John Key's failure to curtly dismiss the Green Party's KiwiSaver proposals as 'out of step with the times' feeds in nicely to my own favourite conspiracy theory: there's a secret plot against the default system.
In its just-released policy, the Greens have made the abolition of the six default schemes (Axa, AMP, Tower, Mercer, ASB and OnePath) an explicit goal.
"When KiwiSaver is reviewed in 2014 we will examine the option of making the [Green-proposed] public fund the sole default provider," the Green KiwiSaver policy statement says.
Both National and Labour have also made their respective takes on compulsion as contingent upon the 2014 review.
Remember, too, that there's a project underway somewhere in a government back office investigating how to encourage passive investment options - a potential precursor to the creation of a single default option as proposed by the Savings Working Group (SWG).
The Green KiwiSaver plan is copied straight out of the SWG report - more or less.
Actually, less.
For the SWG model had a subtlety of design, incorporating a default age-based investment program, that the Green version apparently lacks.
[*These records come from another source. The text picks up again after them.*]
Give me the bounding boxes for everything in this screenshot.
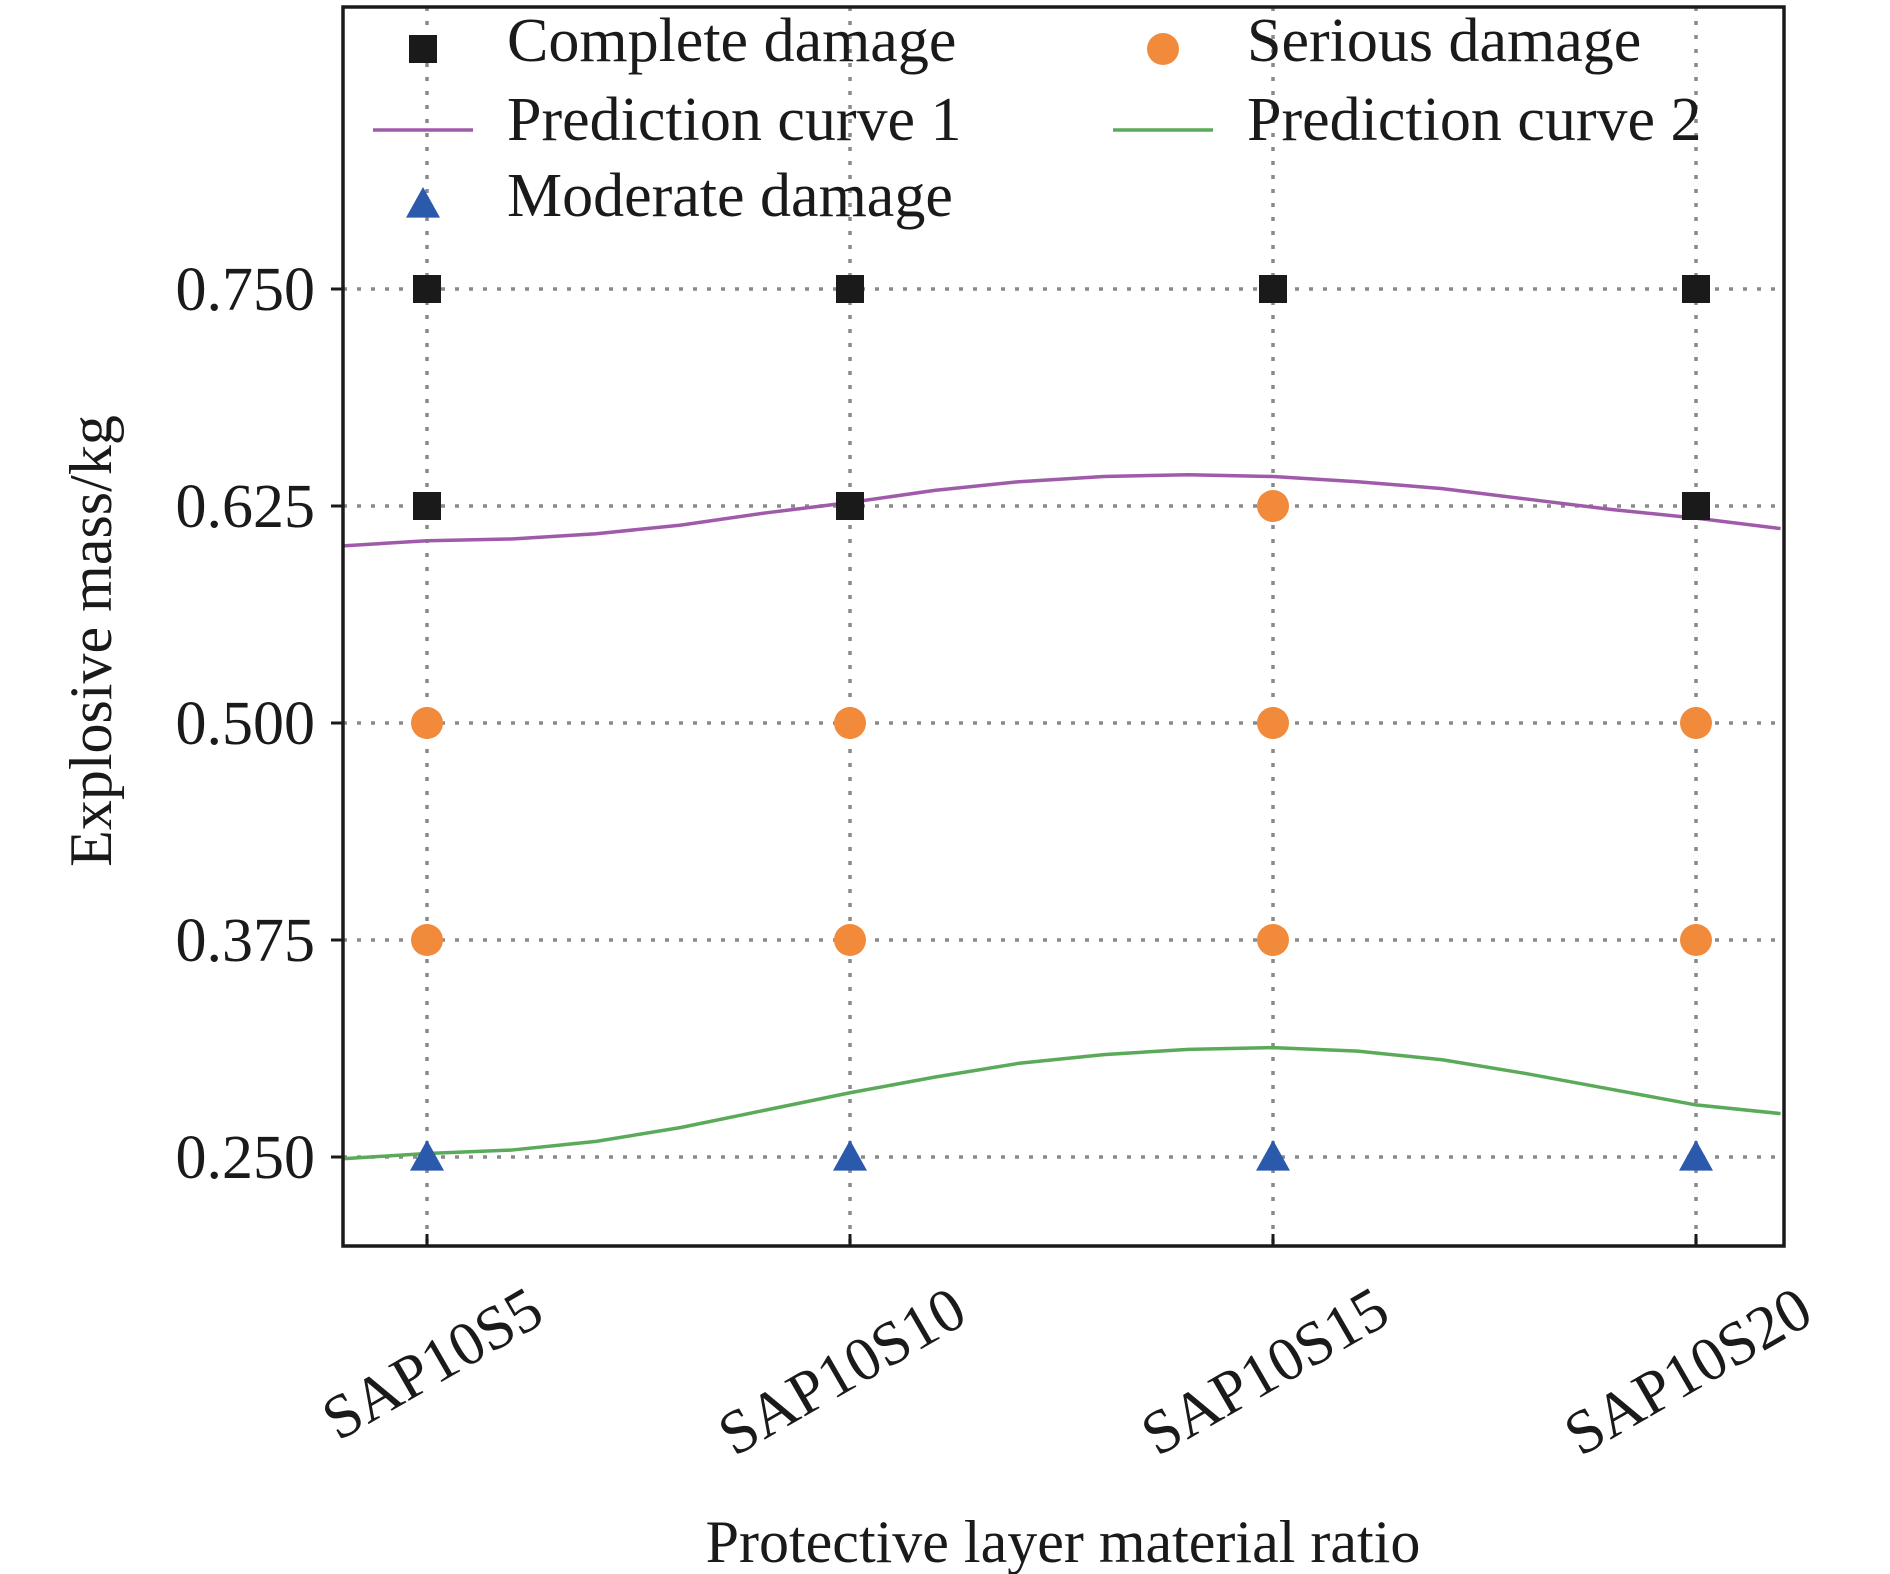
serious-damage-point [834, 707, 866, 739]
moderate-damage-point [410, 1140, 444, 1171]
legend-moderate-damage-label: Moderate damage [507, 162, 953, 230]
prediction-curves [343, 473, 1781, 1161]
y-tick-label: 0.500 [176, 690, 316, 758]
plot-frame [341, 5, 1786, 1248]
x-tick-label: SAP10S10 [707, 1274, 977, 1469]
moderate-damage-point [833, 1140, 867, 1171]
legend: Complete damage Serious damage Prediction … [373, 7, 1702, 230]
serious-damage-point [834, 924, 866, 956]
x-tick-label: SAP10S5 [311, 1274, 554, 1453]
legend-moderate-damage-marker [406, 187, 440, 218]
legend-complete-damage-marker [409, 35, 437, 63]
prediction-curve-2-line [343, 1045, 1781, 1161]
x-axis-ticks: SAP10S5 SAP10S10 SAP10S15 SAP10S20 [311, 1234, 1823, 1469]
y-axis-title: Explosive mass/kg [58, 415, 124, 867]
y-tick-label: 0.750 [176, 256, 316, 324]
serious-damage-point [411, 707, 443, 739]
grid [343, 7, 1784, 1246]
x-axis-title: Protective layer material ratio [706, 1509, 1421, 1574]
serious-damage-point [1680, 924, 1712, 956]
serious-damage-point [1257, 924, 1289, 956]
serious-damage-point [1680, 707, 1712, 739]
complete-damage-point [836, 492, 864, 520]
legend-prediction-curve-2-label: Prediction curve 2 [1247, 86, 1702, 154]
complete-damage-point [1259, 275, 1287, 303]
y-tick-label: 0.375 [176, 907, 316, 975]
complete-damage-point [1682, 275, 1710, 303]
moderate-damage-point [1256, 1140, 1290, 1171]
serious-damage-point [1257, 707, 1289, 739]
complete-damage-point [413, 492, 441, 520]
legend-serious-damage-marker [1147, 33, 1179, 65]
x-tick-label: SAP10S20 [1553, 1274, 1823, 1469]
complete-damage-point [836, 275, 864, 303]
x-tick-label: SAP10S15 [1130, 1274, 1400, 1469]
y-tick-label: 0.250 [176, 1124, 316, 1192]
legend-serious-damage-label: Serious damage [1247, 7, 1641, 75]
prediction-curve-1-line [343, 473, 1781, 548]
legend-complete-damage-label: Complete damage [507, 7, 956, 75]
serious-damage-point [411, 924, 443, 956]
y-axis-ticks: 0.250 0.375 0.500 0.625 0.750 [176, 256, 343, 1192]
data-markers [410, 275, 1713, 1171]
serious-damage-point [1257, 490, 1289, 522]
complete-damage-point [413, 275, 441, 303]
legend-prediction-curve-1-label: Prediction curve 1 [507, 86, 962, 154]
y-tick-label: 0.625 [176, 473, 316, 541]
complete-damage-point [1682, 492, 1710, 520]
moderate-damage-point [1679, 1140, 1713, 1171]
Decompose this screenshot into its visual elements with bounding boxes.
Although further detail may be forthcoming, the policy as articulated in the Green document mentions only a "low-risk, low-cost" fund.
The SWG envisaged a 'life-cycle' type default scheme that set KiwiSaver member investments according to the general proviso that the younger you are, the higher the proportion of risky assets should be in your portfolio.
"Lower costs and fees lead to higher returns," the Greens say, which is true assuming all else is equal.
But if the default result is a glorified term deposit not much will have been gained.
The Green Party estimates its projected fee savings of 40 per cent could add about $142,000 to a default KiwiSaver member's bottom line over 40 years. Of course, the counterfactual argument is that professionally implemented asset allocation should more than offset costs with investment gains.
Wisely, the Greens don't get in on this debate, keeping the costs front and centre with lines like: "... KiwiSaver providers often make the amount of fees and costs they're charging so difficult to decipher [for an attempt at deciphering see my previous post]."
Irrespective of the lack of portfolio construction details, well done the Greens for putting my conspiracy theory officially on the election agenda.